You need more than a general claim that consent was collected. You should be able to show when it was given, how it was obtained, and what the person agreed to. That is exactly why having a usable record matters. CookieScript helps here with User consents recording, Advanced reporting, and cookie banner, which make consent easier to collect, store, and review later if questions come up.
What causes most GDPR breaches right now?
A lot of them still come down to basics: human error, cybersecurity incidents, and late reporting. That is what makes breach trends so frustrating — the weak spots are often familiar. CookieScript is not a full breach response tool, but it can help reduce one part of the mess by giving teams better visibility into tracking technologies through Cookie Scanner, Automatic monthly scans, Automatic script blocking, and Third-party cookie blocking. That makes it easier to keep unnecessary or risky scripts under control.
When do I actually need a DPIA under GDPR?
Usually when processing is likely to create a high risk to people’s rights and freedoms. That can include systematic monitoring, intrusive surveillance, employee monitoring, or processing that involves health data or other sensitive data. A DPIA is really about spotting the privacy risk before the setup goes live.
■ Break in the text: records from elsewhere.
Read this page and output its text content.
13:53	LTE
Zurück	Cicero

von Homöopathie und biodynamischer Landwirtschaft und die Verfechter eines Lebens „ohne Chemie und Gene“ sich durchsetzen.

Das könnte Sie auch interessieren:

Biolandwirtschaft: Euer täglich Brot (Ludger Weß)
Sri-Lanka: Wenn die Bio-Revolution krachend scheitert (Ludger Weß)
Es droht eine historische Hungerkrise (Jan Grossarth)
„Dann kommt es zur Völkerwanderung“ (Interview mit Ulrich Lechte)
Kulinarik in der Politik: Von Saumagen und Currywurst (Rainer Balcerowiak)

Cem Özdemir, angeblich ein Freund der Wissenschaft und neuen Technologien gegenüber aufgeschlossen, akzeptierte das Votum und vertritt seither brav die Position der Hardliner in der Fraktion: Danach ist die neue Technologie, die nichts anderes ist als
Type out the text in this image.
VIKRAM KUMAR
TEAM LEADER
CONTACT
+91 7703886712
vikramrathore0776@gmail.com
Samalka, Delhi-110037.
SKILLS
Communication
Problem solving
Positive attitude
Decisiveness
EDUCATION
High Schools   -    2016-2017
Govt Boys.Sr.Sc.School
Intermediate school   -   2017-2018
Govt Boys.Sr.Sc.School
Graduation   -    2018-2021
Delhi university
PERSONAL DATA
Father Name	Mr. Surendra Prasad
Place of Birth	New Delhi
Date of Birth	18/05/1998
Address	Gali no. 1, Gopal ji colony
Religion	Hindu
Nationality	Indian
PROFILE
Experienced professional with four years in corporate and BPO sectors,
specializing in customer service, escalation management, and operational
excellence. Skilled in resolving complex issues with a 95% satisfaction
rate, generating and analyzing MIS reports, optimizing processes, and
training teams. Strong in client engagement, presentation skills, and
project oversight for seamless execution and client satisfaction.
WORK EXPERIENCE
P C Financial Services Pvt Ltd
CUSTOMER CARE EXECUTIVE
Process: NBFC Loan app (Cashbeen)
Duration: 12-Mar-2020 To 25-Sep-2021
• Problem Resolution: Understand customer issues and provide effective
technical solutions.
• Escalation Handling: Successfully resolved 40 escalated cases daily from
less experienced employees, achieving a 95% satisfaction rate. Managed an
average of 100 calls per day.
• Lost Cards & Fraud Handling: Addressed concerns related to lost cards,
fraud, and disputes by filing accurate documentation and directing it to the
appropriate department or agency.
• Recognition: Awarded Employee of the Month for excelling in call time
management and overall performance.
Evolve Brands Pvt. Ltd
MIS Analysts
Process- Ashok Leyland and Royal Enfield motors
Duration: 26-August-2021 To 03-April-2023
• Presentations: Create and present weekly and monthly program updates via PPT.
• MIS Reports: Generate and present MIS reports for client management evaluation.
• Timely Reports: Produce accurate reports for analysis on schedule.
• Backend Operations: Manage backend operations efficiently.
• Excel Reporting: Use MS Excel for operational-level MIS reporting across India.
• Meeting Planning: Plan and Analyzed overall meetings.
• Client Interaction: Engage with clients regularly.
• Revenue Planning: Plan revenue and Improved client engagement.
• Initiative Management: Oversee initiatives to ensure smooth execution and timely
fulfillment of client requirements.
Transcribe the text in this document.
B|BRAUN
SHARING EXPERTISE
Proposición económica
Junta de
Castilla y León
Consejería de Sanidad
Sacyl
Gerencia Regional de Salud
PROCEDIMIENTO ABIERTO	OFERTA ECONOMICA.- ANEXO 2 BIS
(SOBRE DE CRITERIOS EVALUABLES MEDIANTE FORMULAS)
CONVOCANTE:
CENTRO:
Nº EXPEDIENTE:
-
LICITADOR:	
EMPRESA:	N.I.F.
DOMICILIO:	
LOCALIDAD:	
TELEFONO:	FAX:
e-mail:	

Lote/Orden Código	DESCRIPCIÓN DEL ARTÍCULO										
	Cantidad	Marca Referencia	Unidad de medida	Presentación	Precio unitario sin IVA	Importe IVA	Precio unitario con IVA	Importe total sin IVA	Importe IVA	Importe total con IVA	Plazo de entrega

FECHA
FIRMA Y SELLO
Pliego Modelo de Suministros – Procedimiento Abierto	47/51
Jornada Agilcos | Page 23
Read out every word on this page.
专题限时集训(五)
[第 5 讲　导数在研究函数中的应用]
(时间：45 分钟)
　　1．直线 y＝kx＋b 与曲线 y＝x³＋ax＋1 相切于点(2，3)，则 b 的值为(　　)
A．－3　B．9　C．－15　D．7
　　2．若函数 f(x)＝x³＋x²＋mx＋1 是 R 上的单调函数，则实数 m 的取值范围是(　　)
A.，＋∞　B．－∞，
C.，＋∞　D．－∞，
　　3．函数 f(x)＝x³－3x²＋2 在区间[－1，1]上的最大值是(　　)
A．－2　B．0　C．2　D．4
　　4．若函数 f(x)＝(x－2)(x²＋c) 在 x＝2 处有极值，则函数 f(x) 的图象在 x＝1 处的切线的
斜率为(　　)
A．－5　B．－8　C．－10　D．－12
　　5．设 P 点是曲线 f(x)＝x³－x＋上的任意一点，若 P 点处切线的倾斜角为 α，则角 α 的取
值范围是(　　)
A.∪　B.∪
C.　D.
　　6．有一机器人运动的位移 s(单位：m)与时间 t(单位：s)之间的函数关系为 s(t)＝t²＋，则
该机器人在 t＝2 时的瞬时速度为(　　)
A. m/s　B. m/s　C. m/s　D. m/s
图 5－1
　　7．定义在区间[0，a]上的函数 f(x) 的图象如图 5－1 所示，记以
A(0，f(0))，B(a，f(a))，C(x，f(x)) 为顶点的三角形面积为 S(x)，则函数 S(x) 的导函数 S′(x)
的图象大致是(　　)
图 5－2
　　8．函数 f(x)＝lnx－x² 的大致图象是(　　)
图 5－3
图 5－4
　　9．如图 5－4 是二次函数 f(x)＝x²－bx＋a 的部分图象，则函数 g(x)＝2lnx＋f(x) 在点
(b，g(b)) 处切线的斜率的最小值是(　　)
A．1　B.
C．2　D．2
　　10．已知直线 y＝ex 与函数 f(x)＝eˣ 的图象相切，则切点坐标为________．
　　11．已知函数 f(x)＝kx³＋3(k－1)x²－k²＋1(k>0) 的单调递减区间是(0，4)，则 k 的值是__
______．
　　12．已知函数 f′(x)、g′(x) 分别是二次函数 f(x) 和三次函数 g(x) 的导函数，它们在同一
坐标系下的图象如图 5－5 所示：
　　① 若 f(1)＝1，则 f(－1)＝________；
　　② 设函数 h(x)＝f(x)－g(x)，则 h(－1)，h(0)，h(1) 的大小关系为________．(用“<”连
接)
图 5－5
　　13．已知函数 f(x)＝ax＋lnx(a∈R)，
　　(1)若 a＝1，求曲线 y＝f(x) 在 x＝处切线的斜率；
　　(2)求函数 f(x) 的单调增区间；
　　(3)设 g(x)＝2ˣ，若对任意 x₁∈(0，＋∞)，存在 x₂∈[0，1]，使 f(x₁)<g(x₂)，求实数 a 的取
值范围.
On the website compliance side, CookieScript can support that process by making tracking more visible through Cookie Scanner, Automatic monthly scans, and clearer disclosures through the Privacy Policy Generator and Cookie Policy Generator.
What are regulators checking most in 2026?
A lot of attention is going to the operational side of compliance: access controls, backups, audit logs, and whether earlier compliance issues were actually fixed. That tells you what regulators care about right now — not just policy wording, but whether controls are in place and working. For consent and transparency, CookieScript helps with the kind of evidence regulators expect to see, especially through User consents recording, Advanced reporting, geo targeting, and cookie banner sharing across multiple sites.
Can AI-generated images create GDPR problems?
Yes, especially when they involve identifiable individuals who were depicted without their knowledge or consent. The risk gets even more serious when children or other vulnerable groups are involved. CookieScript does not solve AI governance on its own, but it can help with the transparency and consent layer around embedded third-party tools through cookie banner, GEO targeting, Automatic script blocking, and clear disclosures generated with the Privacy Policy Generator and Cookie Policy Generator. That at least helps organizations stay clearer about what is running on the site and what users are agreeing to.